VA On The Path to IVF Coverage for Vets
Aug 24, 2012 @ 08:30 AM — by Sonja Kristiansen, MD
The men and women who have served our country in the Armed Forces are on our minds more than ever lately. The numbers who are returning with medical needs of all kinds are staggering. Fortunately, many established service agencies are thinking ahead and new organizations to meet their needs are popping up all over.
Many of these troops are coming home with fertility issues they never thought they'd encounter. And while the Veteran's Administration has long provided coverage for limited fertility treatment, such as diagnostic tests and IUI, patients needing IVF to conceive have been left out of the VA picture.
Now, there's a bill being considered by the Senate that would specifically allow the VA to cover IVF, among other expansions to fertility treatments covered.

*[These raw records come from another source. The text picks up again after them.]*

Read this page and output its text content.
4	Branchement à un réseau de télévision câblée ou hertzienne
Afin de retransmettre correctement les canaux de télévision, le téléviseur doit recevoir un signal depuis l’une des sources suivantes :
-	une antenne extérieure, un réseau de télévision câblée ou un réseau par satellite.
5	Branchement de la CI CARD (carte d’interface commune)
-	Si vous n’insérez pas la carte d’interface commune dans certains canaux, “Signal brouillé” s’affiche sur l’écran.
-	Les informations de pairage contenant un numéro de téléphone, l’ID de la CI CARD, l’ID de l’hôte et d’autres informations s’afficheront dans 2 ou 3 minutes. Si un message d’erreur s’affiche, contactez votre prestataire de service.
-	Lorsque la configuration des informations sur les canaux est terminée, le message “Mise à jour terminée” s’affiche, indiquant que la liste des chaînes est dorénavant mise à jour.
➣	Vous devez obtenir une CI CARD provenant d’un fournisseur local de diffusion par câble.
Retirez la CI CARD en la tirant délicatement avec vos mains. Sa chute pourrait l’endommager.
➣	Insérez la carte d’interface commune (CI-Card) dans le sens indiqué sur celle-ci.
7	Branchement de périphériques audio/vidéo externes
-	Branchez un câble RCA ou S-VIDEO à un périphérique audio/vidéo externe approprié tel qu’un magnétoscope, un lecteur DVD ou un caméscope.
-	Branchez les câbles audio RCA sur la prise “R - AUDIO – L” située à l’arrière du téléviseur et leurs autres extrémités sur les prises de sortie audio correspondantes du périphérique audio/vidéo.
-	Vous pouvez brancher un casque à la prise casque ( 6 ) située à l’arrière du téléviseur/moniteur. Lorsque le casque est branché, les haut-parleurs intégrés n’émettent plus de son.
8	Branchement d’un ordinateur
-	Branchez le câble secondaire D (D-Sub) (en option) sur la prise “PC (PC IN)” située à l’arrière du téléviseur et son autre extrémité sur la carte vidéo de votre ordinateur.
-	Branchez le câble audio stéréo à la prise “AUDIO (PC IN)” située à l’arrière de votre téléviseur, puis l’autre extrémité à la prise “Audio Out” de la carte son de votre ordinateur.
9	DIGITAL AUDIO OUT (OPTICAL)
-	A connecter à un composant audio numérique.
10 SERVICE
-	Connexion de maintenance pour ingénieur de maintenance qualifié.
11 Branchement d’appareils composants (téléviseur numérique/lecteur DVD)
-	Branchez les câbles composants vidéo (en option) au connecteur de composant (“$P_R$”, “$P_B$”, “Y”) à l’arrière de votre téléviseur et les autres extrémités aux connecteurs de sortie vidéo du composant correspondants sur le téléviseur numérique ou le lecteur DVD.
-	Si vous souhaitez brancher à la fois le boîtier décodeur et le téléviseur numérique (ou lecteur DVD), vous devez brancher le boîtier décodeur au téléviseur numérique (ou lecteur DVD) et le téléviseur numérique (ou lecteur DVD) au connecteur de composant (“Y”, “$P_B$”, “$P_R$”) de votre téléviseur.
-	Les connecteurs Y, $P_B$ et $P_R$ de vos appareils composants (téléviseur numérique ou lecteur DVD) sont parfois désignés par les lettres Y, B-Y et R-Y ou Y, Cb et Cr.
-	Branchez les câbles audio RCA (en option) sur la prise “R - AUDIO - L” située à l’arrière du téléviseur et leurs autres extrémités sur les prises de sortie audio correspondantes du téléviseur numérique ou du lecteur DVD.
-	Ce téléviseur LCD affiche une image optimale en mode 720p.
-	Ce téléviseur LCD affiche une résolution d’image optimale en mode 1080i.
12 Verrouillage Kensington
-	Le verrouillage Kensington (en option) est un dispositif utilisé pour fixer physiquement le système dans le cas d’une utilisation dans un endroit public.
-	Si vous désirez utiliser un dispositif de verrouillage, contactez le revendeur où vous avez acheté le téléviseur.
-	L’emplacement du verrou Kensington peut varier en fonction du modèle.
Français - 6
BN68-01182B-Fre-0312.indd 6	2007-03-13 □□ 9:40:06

From a recent Associated Press article on FoxNews:
More than 1,830 veterans of the wars in Iraq and Afghanistan have suffered pelvic fractures and genitourinary injuries since 2003 that could affect their abilities to reproduce, according to Pentagon figures provided to Sen. Patty Murray, the bill's sponsor and chairwoman of the Senate Veterans Affairs Committee.
Senator Murray, a Democrat from Washington state, says she hopes the committee will act on the bill after returning from August recess. I've been honored to help build families for men and women who've served the United States. A few years ago, I performed an egg retrieval and ICSI fertilization for a couple at Houston Fertility Center's central location while the husband looked via live video in Iraq. It was an exciting moment for all of us and a perfect example of how the combination of medical and communication technologies can enrich our lives. Houston Fertility Center has served several other veterans, and we regularly offer discounts to the men and women who are serving our country. Now, the Women Veterans and Other Health Care Improvement Act of 2012 seeks to increase the likelihood that all who need fertility care to build their families can access the types of assisted reproductive technology that are necessary for their situation. You can hear the related personal story of Staff Sgt Matthew Keil's family as they struggled with barriers to fertility treatment access, as told by Tracy Keil (the sergeant's wife, who has become a leading advocate of the proposed bill) at a Senate hearing earlier this summer.
Mrs. Keil says it best: "War time changes a family. It shouldn't take away the ability to have one."